READ: ‘The Fever’ (2014)
A former US factory town called LeRoy, between Rochester and Buffalo in New York state, made headlines in 2012 when 14 girls and one boy were afflicted with undiagnosed verbal and physical tics, in what was described as an episode of mass hysteria. Inspired by that event, Megan Abbott’s literary thriller chronicles a high school hysteria outbreak through the eyes of teenage Deenie, examining how the “contagion” unravels friendships, families and the community.
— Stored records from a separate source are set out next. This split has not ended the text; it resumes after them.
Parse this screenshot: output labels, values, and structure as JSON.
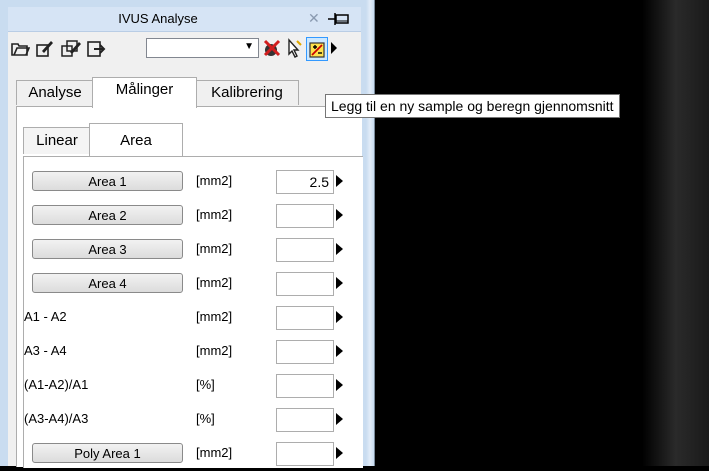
{
  "window": {
    "title": "IVUS Analyse"
  },
  "toolbar": {
    "icons": [
      "open-icon",
      "edit-icon",
      "edit-multi-icon",
      "export-icon",
      "delete-icon",
      "cursor-icon",
      "add-sample-icon",
      "more-icon"
    ],
    "combo_value": ""
  },
  "tabs": [
    {
      "label": "Analyse"
    },
    {
      "label": "Målinger"
    },
    {
      "label": "Kalibrering"
    }
  ],
  "subtabs": [
    {
      "label": "Linear"
    },
    {
      "label": "Area"
    }
  ],
  "rows": [
    {
      "label": "Area 1",
      "type": "button",
      "unit": "[mm2]",
      "value": "2.5"
    },
    {
      "label": "Area 2",
      "type": "button",
      "unit": "[mm2]",
      "value": ""
    },
    {
      "label": "Area 3",
      "type": "button",
      "unit": "[mm2]",
      "value": ""
    },
    {
      "label": "Area 4",
      "type": "button",
      "unit": "[mm2]",
      "value": ""
    },
    {
      "label": "A1 - A2",
      "type": "label",
      "unit": "[mm2]",
      "value": ""
    },
    {
      "label": "A3 - A4",
      "type": "label",
      "unit": "[mm2]",
      "value": ""
    },
    {
      "label": "(A1-A2)/A1",
      "type": "label",
      "unit": "[%]",
      "value": ""
    },
    {
      "label": "(A3-A4)/A3",
      "type": "label",
      "unit": "[%]",
      "value": ""
    },
    {
      "label": "Poly Area 1",
      "type": "button",
      "unit": "[mm2]",
      "value": ""
    }
  ],
  "tooltip": {
    "text": "Legg til en ny sample og beregn gjennomsnitt"
  }
}
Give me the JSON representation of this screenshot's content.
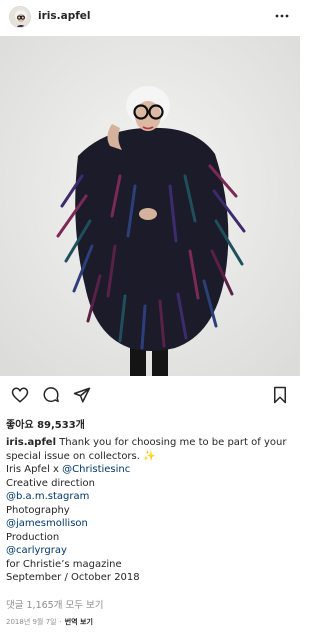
{
  "header": {
    "username": "iris.apfel",
    "avatar_icon": "profile-photo",
    "more_icon": "ellipsis-icon"
  },
  "photo": {
    "background_color": "#ededec",
    "coat_colors": [
      "#1b1b2a",
      "#3e2b6e",
      "#7a2a55",
      "#1f4f5c",
      "#2c3f7a",
      "#5a2048"
    ]
  },
  "actions": {
    "like_icon": "heart-outline-icon",
    "comment_icon": "comment-bubble-icon",
    "share_icon": "paper-plane-icon",
    "bookmark_icon": "bookmark-outline-icon"
  },
  "likes": {
    "text": "좋아요 89,533개"
  },
  "caption": {
    "username": "iris.apfel",
    "intro": "Thank you for choosing me to be part of your special issue on collectors.",
    "sparkle": "✨",
    "line_credit_prefix": "Iris Apfel x ",
    "line_credit_mention": "@Christiesinc",
    "creative_direction_label": "Creative direction",
    "creative_direction_mention": "@b.a.m.stagram",
    "photography_label": "Photography",
    "photography_mention": "@jamesmollison",
    "production_label": "Production",
    "production_mention": "@carlyrgray",
    "magazine": "for Christie’s magazine",
    "issue": "September / October  2018"
  },
  "comments": {
    "view_all": "댓글 1,165개 모두 보기"
  },
  "timestamp": {
    "date": "2018년 9월 7일",
    "separator": "·",
    "translate": "번역 보기"
  },
  "colors": {
    "text": "#262626",
    "link": "#00376b",
    "muted": "#8e8e8e"
  }
}
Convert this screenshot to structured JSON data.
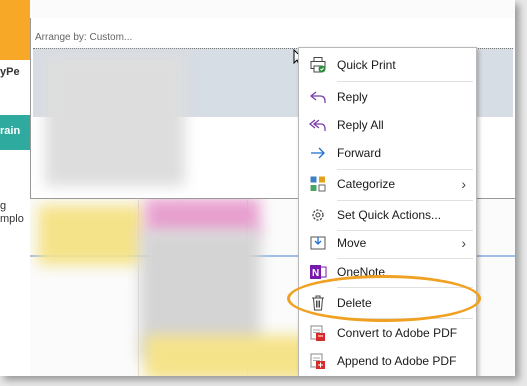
{
  "left_strip": {
    "label1": "yPe",
    "label2": "rain",
    "label3": "g\nmplo"
  },
  "panel": {
    "arrange_label": "Arrange by: Custom..."
  },
  "menu": {
    "items": [
      {
        "label": "Quick Print",
        "icon": "printer-icon"
      },
      {
        "label": "Reply",
        "icon": "reply-icon"
      },
      {
        "label": "Reply All",
        "icon": "reply-all-icon"
      },
      {
        "label": "Forward",
        "icon": "forward-icon"
      },
      {
        "label": "Categorize",
        "icon": "categorize-icon",
        "submenu": true
      },
      {
        "label": "Set Quick Actions...",
        "icon": "gear-icon"
      },
      {
        "label": "Move",
        "icon": "move-icon",
        "submenu": true
      },
      {
        "label": "OneNote",
        "icon": "onenote-icon"
      },
      {
        "label": "Delete",
        "icon": "delete-icon"
      },
      {
        "label": "Convert to Adobe PDF",
        "icon": "adobe-convert-icon"
      },
      {
        "label": "Append to Adobe PDF",
        "icon": "adobe-append-icon"
      }
    ]
  },
  "colors": {
    "highlight": "#f0a122",
    "accent": "#0078d4",
    "onenote": "#7719aa"
  }
}
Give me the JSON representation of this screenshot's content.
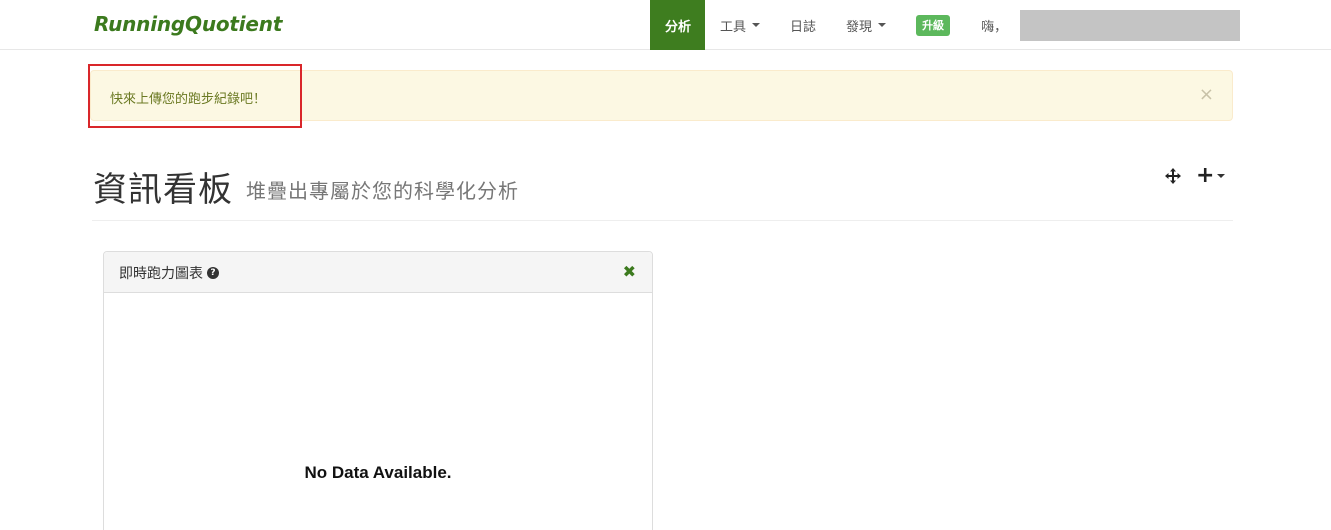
{
  "brand": "RunningQuotient",
  "nav": {
    "analysis": "分析",
    "tools": "工具",
    "journal": "日誌",
    "discover": "發現",
    "upgrade": "升級",
    "greeting": "嗨，"
  },
  "alert": {
    "message": "快來上傳您的跑步紀錄吧！",
    "close": "×"
  },
  "header": {
    "title": "資訊看板",
    "subtitle": "堆疊出專屬於您的科學化分析",
    "add": "+"
  },
  "panel": {
    "title": "即時跑力圖表",
    "help": "?",
    "close": "✖",
    "empty_message": "No Data Available."
  },
  "colors": {
    "brand_green": "#3c7a1e",
    "nav_active_bg": "#3e7d1f",
    "upgrade_badge": "#5cb85c",
    "alert_bg": "#fcf8e3",
    "highlight_border": "#d9262a"
  }
}
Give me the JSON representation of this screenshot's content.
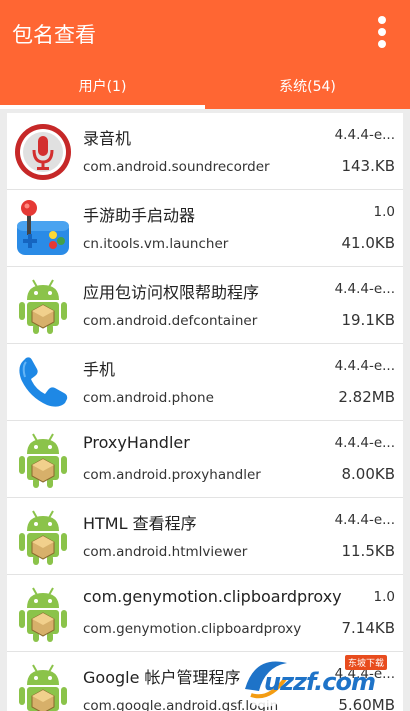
{
  "app": {
    "title": "包名查看"
  },
  "tabs": [
    {
      "label": "用户(1)",
      "selected": true
    },
    {
      "label": "系统(54)",
      "selected": false
    }
  ],
  "apps": [
    {
      "name": "录音机",
      "package": "com.android.soundrecorder",
      "version": "4.4.4-e...",
      "size": "143.KB",
      "icon": "microphone-icon"
    },
    {
      "name": "手游助手启动器",
      "package": "cn.itools.vm.launcher",
      "version": "1.0",
      "size": "41.0KB",
      "icon": "joystick-icon"
    },
    {
      "name": "应用包访问权限帮助程序",
      "package": "com.android.defcontainer",
      "version": "4.4.4-e...",
      "size": "19.1KB",
      "icon": "android-icon"
    },
    {
      "name": "手机",
      "package": "com.android.phone",
      "version": "4.4.4-e...",
      "size": "2.82MB",
      "icon": "phone-icon"
    },
    {
      "name": "ProxyHandler",
      "package": "com.android.proxyhandler",
      "version": "4.4.4-e...",
      "size": "8.00KB",
      "icon": "android-icon"
    },
    {
      "name": "HTML 查看程序",
      "package": "com.android.htmlviewer",
      "version": "4.4.4-e...",
      "size": "11.5KB",
      "icon": "android-icon"
    },
    {
      "name": "com.genymotion.clipboardproxy",
      "package": "com.genymotion.clipboardproxy",
      "version": "1.0",
      "size": "7.14KB",
      "icon": "android-icon"
    },
    {
      "name": "Google 帐户管理程序",
      "package": "com.google.android.gsf.login",
      "version": "4.4.4-e...",
      "size": "5.60MB",
      "icon": "android-icon"
    }
  ],
  "watermark": {
    "text": "uzzf.com",
    "badge": "东坡下载"
  }
}
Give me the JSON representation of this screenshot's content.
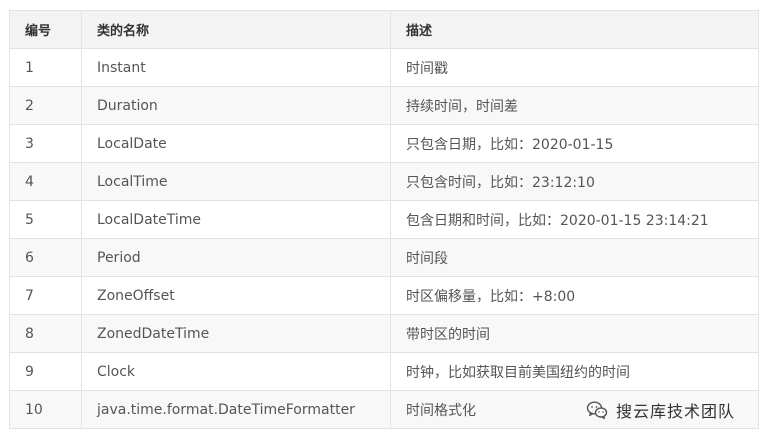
{
  "table": {
    "headers": [
      "编号",
      "类的名称",
      "描述"
    ],
    "rows": [
      [
        "1",
        "Instant",
        "时间戳"
      ],
      [
        "2",
        "Duration",
        "持续时间，时间差"
      ],
      [
        "3",
        "LocalDate",
        "只包含日期，比如：2020-01-15"
      ],
      [
        "4",
        "LocalTime",
        "只包含时间，比如：23:12:10"
      ],
      [
        "5",
        "LocalDateTime",
        "包含日期和时间，比如：2020-01-15 23:14:21"
      ],
      [
        "6",
        "Period",
        "时间段"
      ],
      [
        "7",
        "ZoneOffset",
        "时区偏移量，比如：+8:00"
      ],
      [
        "8",
        "ZonedDateTime",
        "带时区的时间"
      ],
      [
        "9",
        "Clock",
        "时钟，比如获取目前美国纽约的时间"
      ],
      [
        "10",
        "java.time.format.DateTimeFormatter",
        "时间格式化"
      ]
    ]
  },
  "watermark": {
    "icon": "wechat-icon",
    "text": "搜云库技术团队"
  }
}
READ: ‘The Yellow Wallpaper’ (1892)
In this harrowing short story, American writer Charlotte Perkins Gilman tells the tale of a young married woman suffering from a “temporary nervous depression” and “a slight hysterical tendency” after giving birth (yes, that would be postpartum depression). Her husband, a doctor, diagnoses her, prescribing her a radical rest “cure” that involves separating her from her baby and confining her to the top-floor nursery of a rented country house. Gilman wrote the book based on her own personal experience, after she was sent to a women’s mental health clinic for her postpartum depression.